III. Treatment effect
The patient was hospitalized for 14 days, and her dyspnea symptoms gradually improved. She felt no complaints of discomfort, and had shortness of breath after heavy activities. Pulmonary auscultation: Velcro rales decreased in the lower part of both lungs, and no dry rales were heard; blood gas analysis: respiratory failure improved, and oxygen partial pressure increased significantly compared with the previous one, and then the patient was discharged. After discharge, the patient was advised to take anti-pulmonary fibrosis medication, pirfenidone capsules and acetylcysteine tablets, and to adhere to oxygenation and pulmonary rehabilitation training. 1 month later, the lung CT was reexamined with no significant dyspnea, and shortness of breath was significantly reduced after activity.
IV. Notes
However, because idiopathic pulmonary fibrosis is an unexplained fibrotic interstitial lung disease commonly found in the elderly, the disease often worsens progressively, and the clinical manifestations are mainly progressive dyspnea and pulmonary hypopnea, with a poor prognosis, so the family and the patient should understand the necessity of taking anti-fibrotic drugs, home oxygen therapy and pulmonary rehabilitation exercises as prescribed by the doctor.

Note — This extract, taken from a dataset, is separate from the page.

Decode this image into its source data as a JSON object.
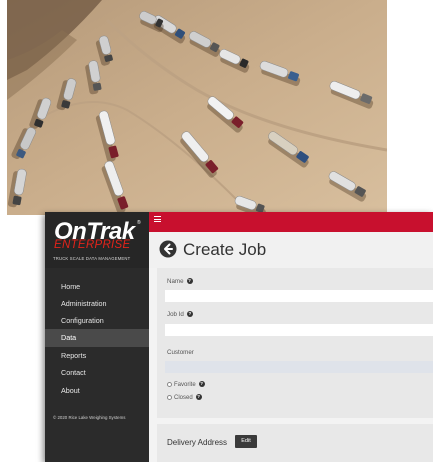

Secondly, the patient in this case is a serious “smoker”, so he should be advised to quit smoking, get influenza vaccination and pneumonia vaccination, and avoid exposure to irritating gases and pollutants to avoid acute exacerbation of the disease. Diet should be light and easy to digest, rich in protein and calories, such as egg custard, lean meat porridge, etc., and drink more water to ensure the nutritional health of the body and promote the recovery of the disease.
V. Personal insight
There are many causes of interstitial lung disease. The patient in this case did not see any obvious cause, but the lung CT suggested interstitial lung disease. For such patients, the patient’s medical history should be carefully inquired, paying attention to the home environment, whether pigeons, parrots and other pets are kept; whether long-term blowing of uncleaned air conditioners and the patient’s occupation are long-term exposure to inorganic dust, moldy hay, etc.; also pay attention to whether the patient has a history of connective tissue disease, such as fever, muscle and joint pain, dry mouth and eyes, rash, etc.; whether there is a history of methotrexate, amiodarone, bleomycin and other medications. history of tumor, history of organ transplantation, etc., to exclude the cause of pathogenesis. Patients with idiopathic pulmonary fibrosis should focus on anti-pulmonary fibrosis treatment pulmonary rehabilitation training, long-term oxygen therapy.